Andrew Duff MEP for East of England

More democracy in a crisis, not less

Written by Andrew Duff MEP and published in Liberal Democrat News on Tue 17th Apr 2001

The decision to postpone the election was exasperating for all sorts of practical reasons. Candidates are the worst affected, and I feel for them in particular. Party campaigns and finances are stretched. National and local government officials are thrown. The media is bored. The British public, along with that small bit of the rest of the world that is interested in our politics, just have to be patient.

Yet the postponement is more than a nuisance. It is a political blunder and a constitutional outrage, and when I heard our Westminster leadership drift in behind the Tory and Labour parties to support the postponement, I was disappointed on several counts.

Mr Blair's excuse was that he himself wanted to concentrate on foot and mouth.
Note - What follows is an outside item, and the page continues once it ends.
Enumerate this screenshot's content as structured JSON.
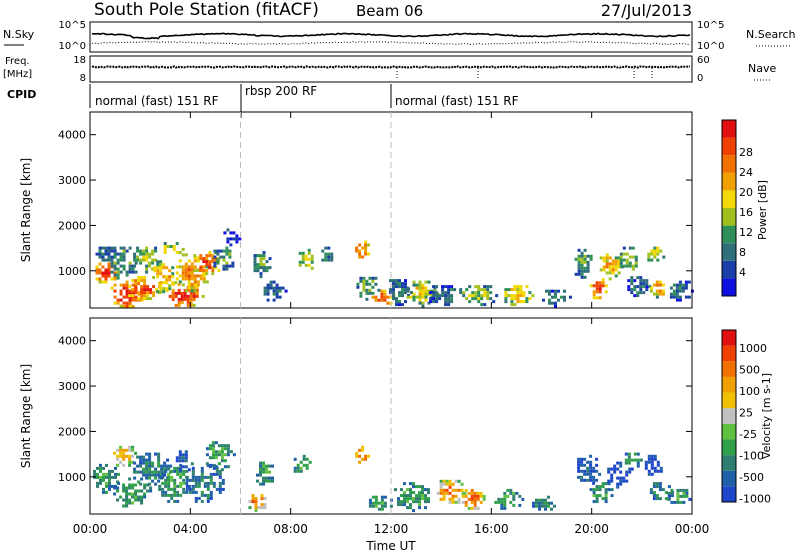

This reveals that he can't trust anyone else in his government to manage the crisis. It also suggests that he thinks that the disease can be brought under control within just five weeks in a fairly clinical manner by deploying the massive power of the state machine. Anyone who knows anything about agriculture laughs at that proposition. "Isolate, cull, clear up!" may be convenient politico-military commands - but they are too simplistic for veterinary science and too crude for farmers for whom social, commercial, ecological and even ethical factors impinge. As the foot and mouth saga continues, indeed, the complexity of the crisis is becoming clearer: vacillation now, vaccination later.

The pretext that the county council elections would have impeded the state's campaign against the disease barely stands up to a moment's serious examination. In fact, we need strong shire councils during an agrarian crisis, not exhausted and often divided administrations with fading mandates. We need more democracy in a crisis, not less.

But my main cause of Easter gloom is the dictatorial powers we give our prime minister and the present incumbent's willingness to exercise them shamelessly for his own perceived advantage. Nowhere else in the democratic world is a leader unencumbered in the choice of date of a parliamentary election. Everywhere else there are constitutional constraints. In mainland Europe and in the US, the dissolution of parliament is one of the most fundamental civil liberties there is. Only in Britain is it not so. Only in Britain is the mandate of parliament and the autonomy of local government the plaything of the prime minister. Let us work to ensure that Mr BlairÕs premiership is shortened and the powers of his successor reduced.